Moving averages are used assuming that there wouldn't occur sudden changes with time. If there is one, then it is an anomaly. To explain the moving average in simple terms, the usage value at the timestamp should be close to the average usage of the past few timestamps. The number of timestamps to take into consideration depends on the data. This technique is called a simple moving average. In this technique, the latest points are as important as the old ones. Another technique is the exponential moving average. In this technique, the latest points are given more importance in the analysis than the old ones. St+1 = α*yt+(1−α)*St , 0 < α ≤ 1 , t > 0.

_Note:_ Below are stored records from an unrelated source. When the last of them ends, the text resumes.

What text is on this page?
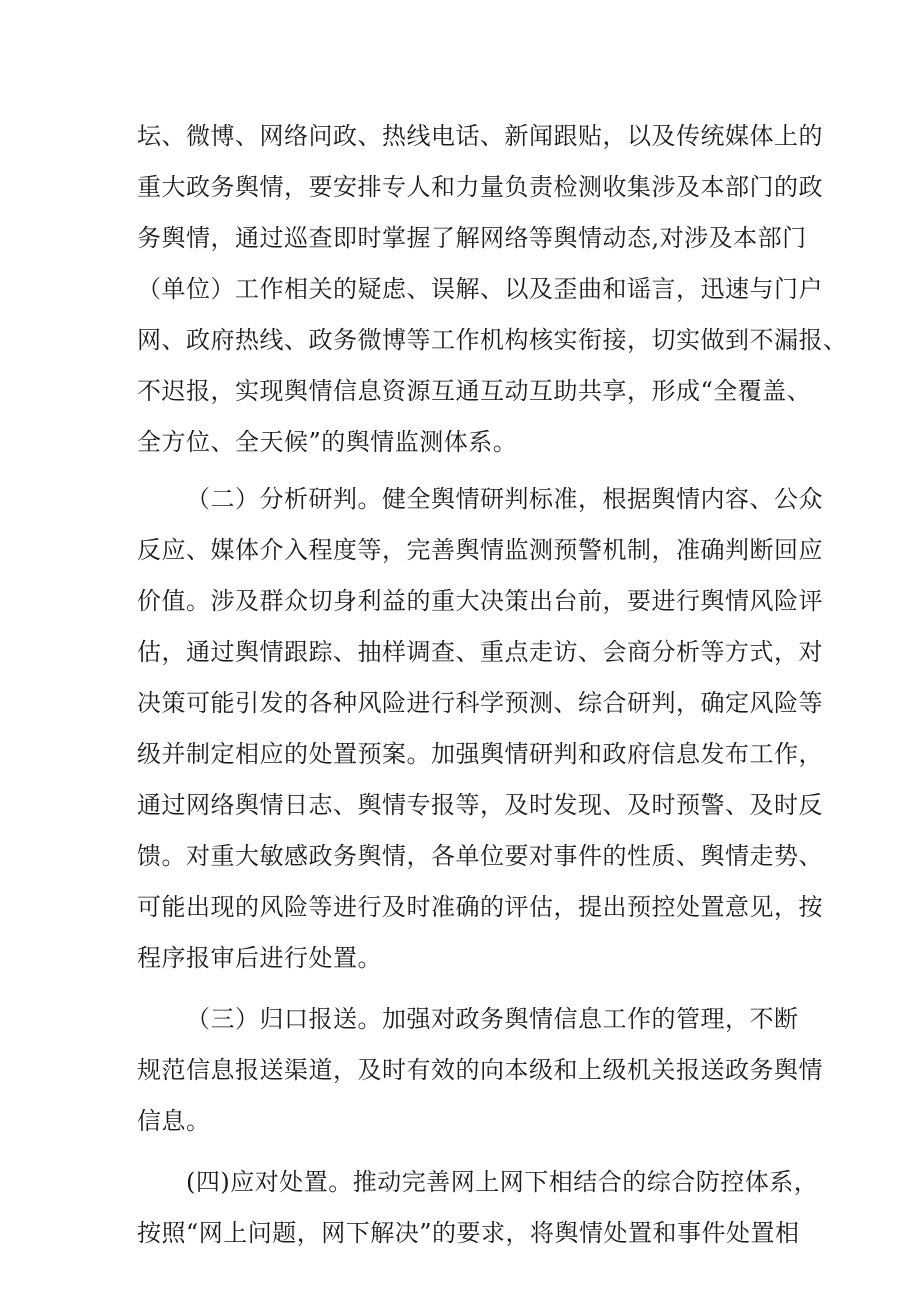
坛、微博、网络问政、热线电话、新闻跟贴，以及传统媒体上的
重大政务舆情，要安排专人和力量负责检测收集涉及本部门的政
务舆情，通过巡查即时掌握了解网络等舆情动态,对涉及本部门
（单位）工作相关的疑虑、误解、以及歪曲和谣言，迅速与门户
网、政府热线、政务微博等工作机构核实衔接，切实做到不漏报、
不迟报，实现舆情信息资源互通互动互助共享，形成“全覆盖、
全方位、全天候”的舆情监测体系。
（二）分析研判。健全舆情研判标准，根据舆情内容、公众
反应、媒体介入程度等，完善舆情监测预警机制，准确判断回应
价值。涉及群众切身利益的重大决策出台前，要进行舆情风险评
估，通过舆情跟踪、抽样调查、重点走访、会商分析等方式，对
决策可能引发的各种风险进行科学预测、综合研判，确定风险等
级并制定相应的处置预案。加强舆情研判和政府信息发布工作，
通过网络舆情日志、舆情专报等，及时发现、及时预警、及时反
馈。对重大敏感政务舆情，各单位要对事件的性质、舆情走势、
可能出现的风险等进行及时准确的评估，提出预控处置意见，按
程序报审后进行处置。
（三）归口报送。加强对政务舆情信息工作的管理，不断
规范信息报送渠道，及时有效的向本级和上级机关报送政务舆情
信息。
(四)应对处置。推动完善网上网下相结合的综合防控体系，
按照“网上问题，网下解决”的要求，将舆情处置和事件处置相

Neither technique is superior. The method of being used depends upon the problem and the data. The point to consider here is exponential moving average is sensitive to the latest points but not the simple moving average. Sometimes, one gets misled by the data by ignoring the specific scenarios that seem anomalous but are not. For instance, on an off day, when there are no employees, the data is expected to be low. During such scenarios, two problems are analyzed .-

  • False alarms on the off day, because there is a mismatch between typical day values and off day values.

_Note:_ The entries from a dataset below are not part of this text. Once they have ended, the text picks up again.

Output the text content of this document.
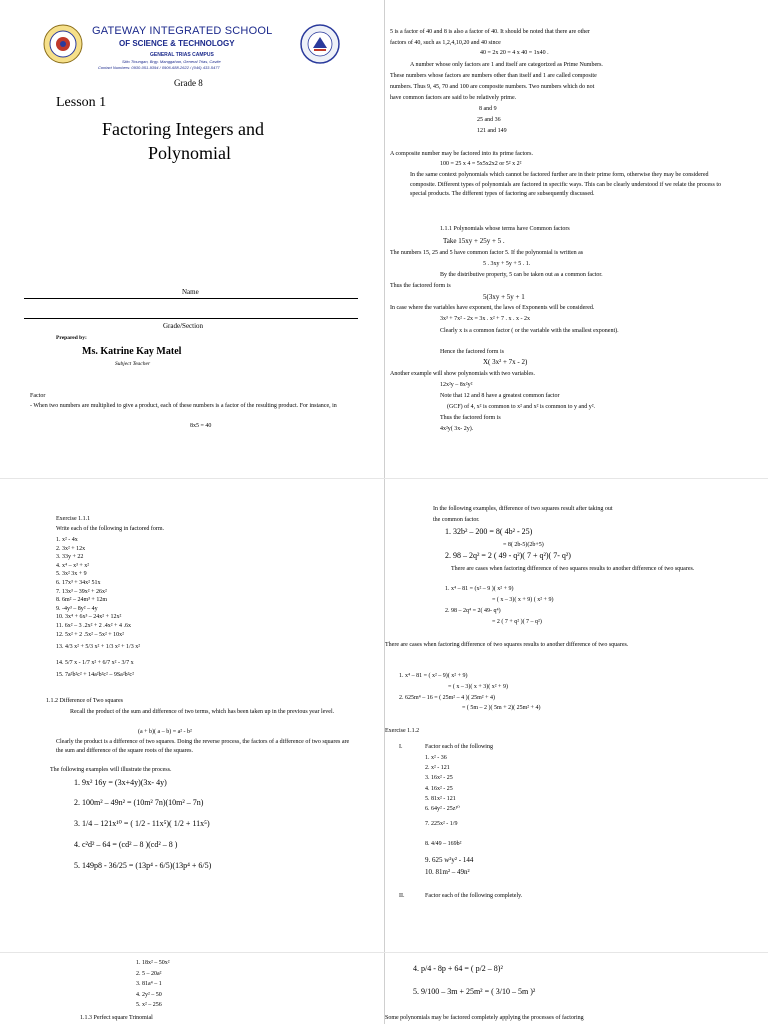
GATEWAY INTEGRATED SCHOOL
OF SCIENCE & TECHNOLOGY
GENERAL TRIAS CAMPUS
Sitio Tinungan, Brgy. Manggahan, General Trias, Cavite
Contact Numbers: 0930-051-9394 / 0906-688-2622 / (046) 433-5477
Grade 8
Lesson 1
Factoring Integers and
Polynomial
Name
Grade/Section
Prepared by:
Ms. Katrine Kay Matel
Subject Teacher
Factor
- When two numbers are multiplied to give a product, each of these numbers is a factor of the resulting product. For instance, in
8x5 = 40
5 is a factor of 40 and 8 is also a factor of 40. It should be noted that there are other
factors of 40, such as 1,2,4,10,20 and 40 since
40 = 2x 20 = 4 x 40 = 1x40 .
A number whose only factors are 1 and itself are categorized as Prime Numbers.
These numbers whose factors are numbers other than itself and 1 are called composite
numbers. Thus 9, 45, 70 and 100 are composite numbers. Two numbers which do not
have common factors are said to be relatively prime.
8 and 9
25 and 36
121 and 149
A composite number may be factored into its prime factors.
100 = 25 x 4 = 5x5x2x2 or 5² x 2²
In the same context polynomials which cannot be factored further are in their prime form, otherwise they may be considered composite. Different types of polynomials are factored in specific ways. This can be clearly understood if we relate the process to special products. The different types of factoring are subsequently discussed.
1.1.1 Polynomials whose terms have Common factors
Take 15xy + 25y + 5 .
The numbers 15, 25 and 5 have common factor 5. If the polynomial is written as
5 . 3xy + 5y + 5 . 1.
By the distributive property, 5 can be taken out as a common factor.
Thus the factored form is
5(3xy + 5y + 1
In case where the variables have exponent, the laws of Exponents will be considered.
3x³ + 7x² - 2x = 3x . x² + 7 . x . x - 2x
Clearly x is a common factor ( or the variable with the smallest exponent).
Hence the factored form is
X( 3x² + 7x - 2)
Another example will show polynomials with two variables.
12x²y – 8x²y²
Note that 12 and 8 have a greatest common factor
(GCF) of 4, x² is common to x² and x² is common to y and y².
Thus the factored form is
4x²y( 3x- 2y).
Exercise 1.1.1
Write each of the following in factored form.
1. x² - 4x
2. 3x² + 12x
3. 33y + 22
4. x⁴ – x³ + x²
5. 3x² 3x + 9
6. 17x³ + 34x² 51x
7. 13x³ – 39x² + 26x²
8. 6m² – 24m³ + 12m
9. -4y³ – 8y² – 4y
10. 3x⁴ + 6x³ – 24x² + 12x²
11. 6x² – 3 .2x² + 2 .4x² + 4 .6x
12. 5x² + 2 .5x² – 5x² + 10x²
13. 4/3 x² + 5/3 x² + 1/3 x² + 1/3 x²
14. 5/7 x - 1/7 x² + 6/7 x² - 3/7 x
15. 7a²b²c² + 14a²b²c² – 9Sa²b²c²
1.1.2 Difference of Two squares
Recall the product of the sum and difference of two terms, which has been taken up in the previous year level.
(a + b)( a – b) = a² - b²
Clearly the product is a difference of two squares. Doing the reverse process, the factors of a difference of two squares are the sum and difference of the square roots of the squares.
The following examples will illustrate the process.
1. 9x² 16y = (3x+4y)(3x- 4y)
2. 100m² – 49n² = (10m² 7n)(10m² – 7n)
3. 1/4 – 121x¹⁰ = ( 1/2 - 11x⁵)( 1/2 + 11x⁵)
4. c²d² – 64 = (cd² – 8 )(cd² – 8 )
5. 149p8 - 36/25 = (13p⁴ - 6/5)(13p⁴ + 6/5)
In the following examples, difference of two squares result after taking out
the common factor.
1. 32b² – 200 = 8( 4b² - 25)
= 8( 2b-5)(2b+5)
2. 98 – 2q² = 2 ( 49 - q²)( 7 + q²)( 7- q²)
There are cases when factoring difference of two squares results to another difference of two squares.
1. x⁴ – 81 = (x² – 9 )( x² + 9)
= ( x – 3)( x + 9) ( x² + 9)
2. 98 – 2q⁴ = 2( 49- q⁴)
= 2 ( 7 + q² )( 7 – q²)
There are cases when factoring difference of two squares results to another difference of two squares.
1. x⁴ – 81 = ( x² – 9)( x² + 9)
= ( x – 3)( x + 3)( x² + 9)
2. 625m⁴ – 16 = ( 25m² – 4 )( 25m² + 4)
= ( 5m – 2 )( 5m + 2)( 25m² + 4)
Exercise 1.1.2
I.	Factor each of the following
1. x² - 36
2. x² - 121
3. 16x² - 25
4. 16x² - 25
5. 81x² - 121
6. 64y² - 25z¹⁰
7. 225x² - 1/9
8. 4/49 – 169b²
9. 625 w²y² - 144
10. 81m² – 49n²
II.	Factor each of the following completely.
1. 18x² – 50x²
2. 5 – 20a²
3. 81a⁴ – 1
4. 2y² – 50
5. x² – 256
1.1.3 Perfect square Trinomial
4. p/4 - 8p + 64 = ( p/2 – 8)²
5. 9/100 – 3m + 25m² = ( 3/10 – 5m )²
Some polynomials may be factored completely applying the processes of factoring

  • The off-day values are used in the analysis to predict the following day's values, giving scope for erred results.

To deal with such incidents, impute the values of the off day with the expected benefits, assuming the day was not off, and continue the analysis. This way, precision, and recall could be adjusted.

3. Importance of Real-Time Anomaly Detection

In specific use cases, anomaly detection has to work in real time. As soon as the anomaly is detected, several measures can be taken to mitigate the loss. The techniques used in real-time anomaly detection have to evolve with time. Static methods based on existing training data, which was formed by taking an actual sample, may not serve the purpose of fundamental discoveries. 'That's because data changes are fast with immense volume, and accordingly, the models have to learn from data for rightful predictions.

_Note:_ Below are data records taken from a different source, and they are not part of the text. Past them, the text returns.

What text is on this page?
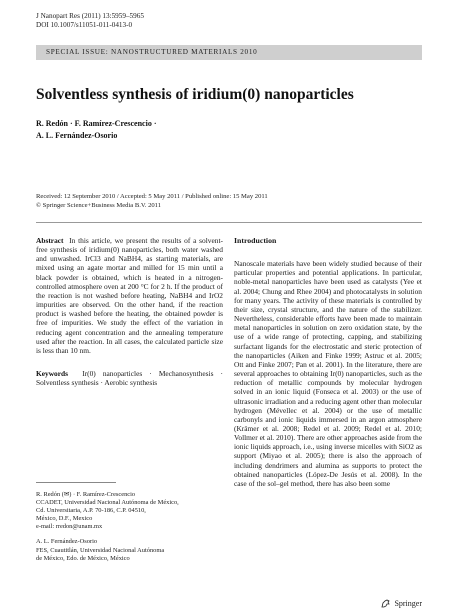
J Nanopart Res (2011) 13:5959–5965
DOI 10.1007/s11051-011-0413-0
SPECIAL ISSUE: NANOSTRUCTURED MATERIALS 2010
Solventless synthesis of iridium(0) nanoparticles
R. Redón · F. Ramírez-Crescencio ·
A. L. Fernández-Osorio
Received: 12 September 2010 / Accepted: 5 May 2011 / Published online: 15 May 2011
© Springer Science+Business Media B.V. 2011

Abstract In this article, we present the results of a solvent-free synthesis of iridium(0) nanoparticles, both water washed and unwashed. IrCl3 and NaBH4, as starting materials, are mixed using an agate mortar and milled for 15 min until a black powder is obtained, which is heated in a nitrogen-controlled atmosphere oven at 200 °C for 2 h. If the product of the reaction is not washed before heating, NaBH4 and IrO2 impurities are observed. On the other hand, if the reaction product is washed before the heating, the obtained powder is free of impurities. We study the effect of the variation in reducing agent concentration and the annealing temperature used after the reaction. In all cases, the calculated particle size is less than 10 nm.

Keywords Ir(0) nanoparticles · Mechanosynthesis · Solventless synthesis · Aerobic synthesis

R. Redón (✉) · F. Ramírez-Crescencio
CCADET, Universidad Nacional Autónoma de México,
Cd. Universitaria, A.P. 70-186, C.P. 04510,
México, D.F., Mexico
e-mail: rredon@unam.mx
A. L. Fernández-Osorio
FES, Cuautitlán, Universidad Nacional Autónoma
de México, Edo. de México, México
Introduction

Nanoscale materials have been widely studied because of their particular properties and potential applications. In particular, noble-metal nanoparticles have been used as catalysts (Yee et al. 2004; Chung and Rhee 2004) and photocatalysts in solution for many years. The activity of these materials is controlled by their size, crystal structure, and the nature of the stabilizer. Nevertheless, considerable efforts have been made to maintain metal nanoparticles in solution on zero oxidation state, by the use of a wide range of protecting, capping, and stabilizing surfactant ligands for the electrostatic and steric protection of the nanoparticles (Aiken and Finke 1999; Astruc et al. 2005; Ott and Finke 2007; Pan et al. 2001). In the literature, there are several approaches to obtaining Ir(0) nanoparticles, such as the reduction of metallic compounds by molecular hydrogen solved in an ionic liquid (Fonseca et al. 2003) or the use of ultrasonic irradiation and a reducing agent other than molecular hydrogen (Mévellec et al. 2004) or the use of metallic carbonyls and ionic liquids immersed in an argon atmosphere (Krämer et al. 2008; Redel et al. 2009; Redel et al. 2010; Vollmer et al. 2010). There are other approaches aside from the ionic liquids approach, i.e., using inverse micelles with SiO2 as support (Miyao et al. 2005); there is also the approach of including dendrimers and alumina as supports to protect the obtained nanoparticles (López-De Jesús et al. 2008). In the case of the sol–gel method, there has also been some

Springer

The actions that are carried out for solving the problem of anomaly can be delayed but the detection of an anomaly in real time cannot be missed. This is because the data containing the anomaly can consist of information that can further lead to loss or gain in business. For building the real-time anomaly detection platform following are the requirements

  • Collection of data

  • Aggregation of data

  • Visualization

  • Alerts/Notifications

  • Exportation

  • Analytics

A monitoring solution of such caliber must be able to correlate metrics across nodes, VMs, containers, and applications, perform capacity planning, perform proactive monitoring, and generate alerts, notifications, and reports. Any solution with all the above capabilities will surely see widespread adoption.

Our solutions cater to diverse industries, with a focus on serving ever-changing marketing needs. Real-Time Data Analytics Services

Summarizing Real-Time Anomaly Detection

Architecture's structure can be based on five critical pillars. They are Collection of data, Aggregation of data, Visualization, Alerts/Notifications, and Exportation. Analytics Many of the challenges mentioned at the beginning of the article are remedied by this approach and should be present in the ideal next-generation monitoring tool. The challenges faced by visualization are taken care of by a well-thought-out UI that consumes the API exposed by the solution and provides a single integrated dashboard and a different metrics store for the answer.

It should also offer a unique set of APIs for monitoring hosts, virtual machines, containers, and applications. The five pillars also improve the usability of an ideal solution, which should come packaged with scripts that make it easy to set up on a single workstation and also have a rich set of APIs for onboarding, catalog, labels, availability, metrics, dashboards, and exporter.